The calculations for RE, AAA, and basis at the end of 20X2 are as follows:
RE $45,500 – 17,000 + 500 – 4,000 – 35,000 = –$10,000
AAA $45,000 – 17,000 – 4,000 – 35,000 = $0
Basis $46,500 + 500 – 35,000 – 4,000 – 17,000 = $0
NB AAA is $24,000 before subtracting distributions; however, distributions cannot reduce AAA below zero. Basis is $8,000 before subtracting the loss; however, basis cannot go below zero, so $9,000 of the loss would be suspended and carried over in the next year. Both AAA and basis are zero, but Jessica still has suspended losses, highlighting that AAA and basis track different limitations.
In the next year, Lighthouse LLC returns to profitability despite significantly increased operating costs. At the end of December 31, 20X3, Lighthouse LLC reports the following for the year: nonseparately computed income of $10,500, municipal bond interest income of $500, and nondeductible meals and entertainment expense totaling $4,000. Jessica also received cash distributions totaling $15,000, a lesser amount due to reduced profits and a shortage of funds.
RE –$10,000 + 10,500 + 500 – 4,000 – 15,000 = –$18,000
AAA $0 + 10,500 – 4,000 – 15,000 = $0
Basis $0 + 10,500 + 500 – 15,000 – 4,000 – 9,000 = $0
NB Basis is $11,000 before subtracting distributions, resulting in $4,000 of capital gain income. The carried over loss from the prior year carries over into the subsequent year. The nondeductible expenses do not carry over unless Jessica makes an election under Reg. § 1.1367-1(g).
Conclusion
Although similarly computed, S corporation RE, AAA, and stock basis have important differences in their calculations and interpretations. Shareholders and their advisors should be familiar with the concept of basis, track it annually, and take it into consideration whenever running tax projections or considering distributions.
Accounting for an S Election
The S election combines corporate and pass-through tax and accounting rules with the legal rules of the underlying state entity.
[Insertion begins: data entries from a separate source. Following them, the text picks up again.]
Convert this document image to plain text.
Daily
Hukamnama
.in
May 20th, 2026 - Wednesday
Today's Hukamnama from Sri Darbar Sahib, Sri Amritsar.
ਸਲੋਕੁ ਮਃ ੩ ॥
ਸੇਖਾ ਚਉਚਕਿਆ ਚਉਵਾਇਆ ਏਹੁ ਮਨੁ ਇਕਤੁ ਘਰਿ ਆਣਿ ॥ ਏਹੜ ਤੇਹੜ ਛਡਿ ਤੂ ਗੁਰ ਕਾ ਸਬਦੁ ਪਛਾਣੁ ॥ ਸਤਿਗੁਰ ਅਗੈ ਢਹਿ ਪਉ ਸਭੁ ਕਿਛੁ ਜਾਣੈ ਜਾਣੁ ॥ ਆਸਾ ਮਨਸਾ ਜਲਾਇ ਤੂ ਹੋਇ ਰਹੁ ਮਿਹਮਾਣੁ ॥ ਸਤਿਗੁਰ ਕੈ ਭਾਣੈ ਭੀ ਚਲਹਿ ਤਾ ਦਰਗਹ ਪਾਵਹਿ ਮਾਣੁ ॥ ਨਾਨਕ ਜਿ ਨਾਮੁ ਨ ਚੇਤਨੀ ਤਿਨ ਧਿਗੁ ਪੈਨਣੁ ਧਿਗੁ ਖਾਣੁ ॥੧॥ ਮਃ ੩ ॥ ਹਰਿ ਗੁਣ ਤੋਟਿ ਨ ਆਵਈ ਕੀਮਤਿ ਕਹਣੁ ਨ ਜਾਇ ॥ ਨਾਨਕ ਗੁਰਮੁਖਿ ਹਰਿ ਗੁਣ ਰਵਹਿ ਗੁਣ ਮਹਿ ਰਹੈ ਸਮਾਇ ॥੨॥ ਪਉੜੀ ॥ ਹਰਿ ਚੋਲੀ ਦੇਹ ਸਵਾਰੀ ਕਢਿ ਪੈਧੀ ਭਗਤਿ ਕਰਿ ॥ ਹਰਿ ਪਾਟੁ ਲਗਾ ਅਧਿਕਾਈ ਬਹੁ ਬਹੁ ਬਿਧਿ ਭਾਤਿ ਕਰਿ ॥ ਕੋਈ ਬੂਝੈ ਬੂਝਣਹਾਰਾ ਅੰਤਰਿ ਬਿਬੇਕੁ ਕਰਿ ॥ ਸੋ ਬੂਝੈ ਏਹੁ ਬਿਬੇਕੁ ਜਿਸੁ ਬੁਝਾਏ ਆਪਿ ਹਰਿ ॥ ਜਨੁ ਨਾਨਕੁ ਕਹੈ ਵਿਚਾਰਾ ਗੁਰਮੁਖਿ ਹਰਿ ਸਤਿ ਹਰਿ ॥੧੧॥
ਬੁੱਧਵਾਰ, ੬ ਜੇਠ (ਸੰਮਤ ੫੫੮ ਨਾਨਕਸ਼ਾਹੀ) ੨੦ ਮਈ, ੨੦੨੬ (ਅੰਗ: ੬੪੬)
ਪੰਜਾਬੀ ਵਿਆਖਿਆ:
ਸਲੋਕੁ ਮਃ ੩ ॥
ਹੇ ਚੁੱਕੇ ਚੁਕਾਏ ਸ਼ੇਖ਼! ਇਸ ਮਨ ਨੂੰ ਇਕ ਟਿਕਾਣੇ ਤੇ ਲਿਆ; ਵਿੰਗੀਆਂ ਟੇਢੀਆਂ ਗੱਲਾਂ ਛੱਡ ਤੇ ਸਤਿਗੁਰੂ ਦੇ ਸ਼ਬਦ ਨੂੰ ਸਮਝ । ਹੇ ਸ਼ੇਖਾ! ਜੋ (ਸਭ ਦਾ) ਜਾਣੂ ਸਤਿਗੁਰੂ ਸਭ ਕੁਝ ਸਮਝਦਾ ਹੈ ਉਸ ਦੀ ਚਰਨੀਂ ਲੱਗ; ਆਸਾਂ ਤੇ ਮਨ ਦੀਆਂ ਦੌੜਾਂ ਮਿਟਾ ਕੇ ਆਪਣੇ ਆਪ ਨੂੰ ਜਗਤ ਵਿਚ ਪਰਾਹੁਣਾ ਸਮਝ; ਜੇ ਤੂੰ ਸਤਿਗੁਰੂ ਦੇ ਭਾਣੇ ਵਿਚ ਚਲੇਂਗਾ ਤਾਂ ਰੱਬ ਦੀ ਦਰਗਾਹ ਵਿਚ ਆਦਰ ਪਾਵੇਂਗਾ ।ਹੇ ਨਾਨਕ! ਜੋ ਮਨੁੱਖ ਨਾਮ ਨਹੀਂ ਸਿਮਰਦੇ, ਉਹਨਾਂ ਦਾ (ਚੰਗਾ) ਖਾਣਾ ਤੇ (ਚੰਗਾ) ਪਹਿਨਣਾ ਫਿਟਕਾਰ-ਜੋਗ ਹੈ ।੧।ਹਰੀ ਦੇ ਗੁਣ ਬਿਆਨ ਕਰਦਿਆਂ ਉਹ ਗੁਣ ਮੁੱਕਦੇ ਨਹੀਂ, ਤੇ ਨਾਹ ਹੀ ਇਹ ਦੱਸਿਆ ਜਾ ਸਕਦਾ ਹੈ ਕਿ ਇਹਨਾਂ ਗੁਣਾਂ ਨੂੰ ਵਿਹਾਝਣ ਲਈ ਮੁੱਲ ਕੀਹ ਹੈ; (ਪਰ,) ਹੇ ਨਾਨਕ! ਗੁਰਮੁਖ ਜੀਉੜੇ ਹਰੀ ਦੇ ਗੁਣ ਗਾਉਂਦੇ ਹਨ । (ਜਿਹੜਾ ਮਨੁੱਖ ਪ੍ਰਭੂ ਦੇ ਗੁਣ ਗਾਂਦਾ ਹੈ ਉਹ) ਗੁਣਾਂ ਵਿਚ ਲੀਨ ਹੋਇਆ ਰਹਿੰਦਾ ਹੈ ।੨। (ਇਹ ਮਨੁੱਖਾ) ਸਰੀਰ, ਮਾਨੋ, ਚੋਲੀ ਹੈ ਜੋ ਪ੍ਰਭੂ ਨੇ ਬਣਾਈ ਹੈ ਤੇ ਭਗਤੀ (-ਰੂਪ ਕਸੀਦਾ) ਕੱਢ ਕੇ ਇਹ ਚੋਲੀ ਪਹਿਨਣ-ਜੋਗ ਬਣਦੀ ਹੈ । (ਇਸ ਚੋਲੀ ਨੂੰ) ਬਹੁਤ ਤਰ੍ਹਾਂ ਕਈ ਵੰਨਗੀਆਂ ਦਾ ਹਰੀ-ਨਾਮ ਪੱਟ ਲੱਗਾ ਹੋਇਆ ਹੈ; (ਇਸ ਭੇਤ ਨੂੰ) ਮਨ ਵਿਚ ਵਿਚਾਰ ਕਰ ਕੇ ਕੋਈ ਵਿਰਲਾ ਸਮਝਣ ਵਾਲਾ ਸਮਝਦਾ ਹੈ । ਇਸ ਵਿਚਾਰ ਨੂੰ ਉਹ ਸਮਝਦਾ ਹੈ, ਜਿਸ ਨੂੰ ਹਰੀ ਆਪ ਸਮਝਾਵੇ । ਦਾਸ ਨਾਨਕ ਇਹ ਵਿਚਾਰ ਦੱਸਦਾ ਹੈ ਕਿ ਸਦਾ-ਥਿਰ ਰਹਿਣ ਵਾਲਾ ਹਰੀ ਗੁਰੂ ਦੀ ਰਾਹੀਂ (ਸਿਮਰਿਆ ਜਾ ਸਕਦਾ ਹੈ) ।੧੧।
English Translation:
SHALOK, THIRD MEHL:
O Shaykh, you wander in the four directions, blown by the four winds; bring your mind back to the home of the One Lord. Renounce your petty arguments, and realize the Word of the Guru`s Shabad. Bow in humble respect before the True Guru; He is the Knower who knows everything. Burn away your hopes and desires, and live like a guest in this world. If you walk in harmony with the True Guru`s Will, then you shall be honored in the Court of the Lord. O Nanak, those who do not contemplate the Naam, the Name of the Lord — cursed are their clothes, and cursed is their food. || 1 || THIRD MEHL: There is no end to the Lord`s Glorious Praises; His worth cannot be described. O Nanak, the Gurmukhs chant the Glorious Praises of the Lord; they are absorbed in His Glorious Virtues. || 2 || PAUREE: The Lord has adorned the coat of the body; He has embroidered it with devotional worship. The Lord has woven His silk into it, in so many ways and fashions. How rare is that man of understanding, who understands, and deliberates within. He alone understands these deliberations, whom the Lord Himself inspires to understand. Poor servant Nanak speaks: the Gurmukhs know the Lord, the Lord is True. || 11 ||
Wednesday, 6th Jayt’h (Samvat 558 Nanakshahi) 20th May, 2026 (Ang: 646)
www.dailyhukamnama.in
This causes confusion over the correct balance sheet presentation, especially the equity section.
Expenses paid with debt, such as loans or credit cards, are deductible when incurred. See Granan v. Comm., 55 T.C. 753 (1971) and Rev. Rul. 78–39.
See IRC § 1368(e)(1) and Reg. § 1368–2.
Form 1120-S, Schedule M-2, which tracks AAA, includes an “Other adjustments account” for tax-exempt income and related expenses.
The shareholder carries over deductions and losses in excess of basis indefinitely, treating them as incurred in the subsequent tax year. See IRC § 1366(d).
Distributions in excess of basis are treated as capital gain. See IRC § 1368.
See IRC § 1367(a). Note that Reg. § 1.1367-1(f) reduces basis by distributions, then nondeductible, noncapital expenses, and finally by separately and nonseparately stated items of loss or deduction; however, Reg. § 1.1367-1(g) allows a shareholder to elect to reduce her basis by separately and nonseparately stated items of loss or deduction before nondeductible, noncapital expenses. Under the nonelective ordering rules, nondeductible, noncapital expenses in excess of basis do not carry over and are lost. The elective ordering rules allow the shareholder to carry forward nondeductible, noncapital expenses in excess of basis. Once made, the election remains in effect unless the shareholder receives permission from the Commissioner.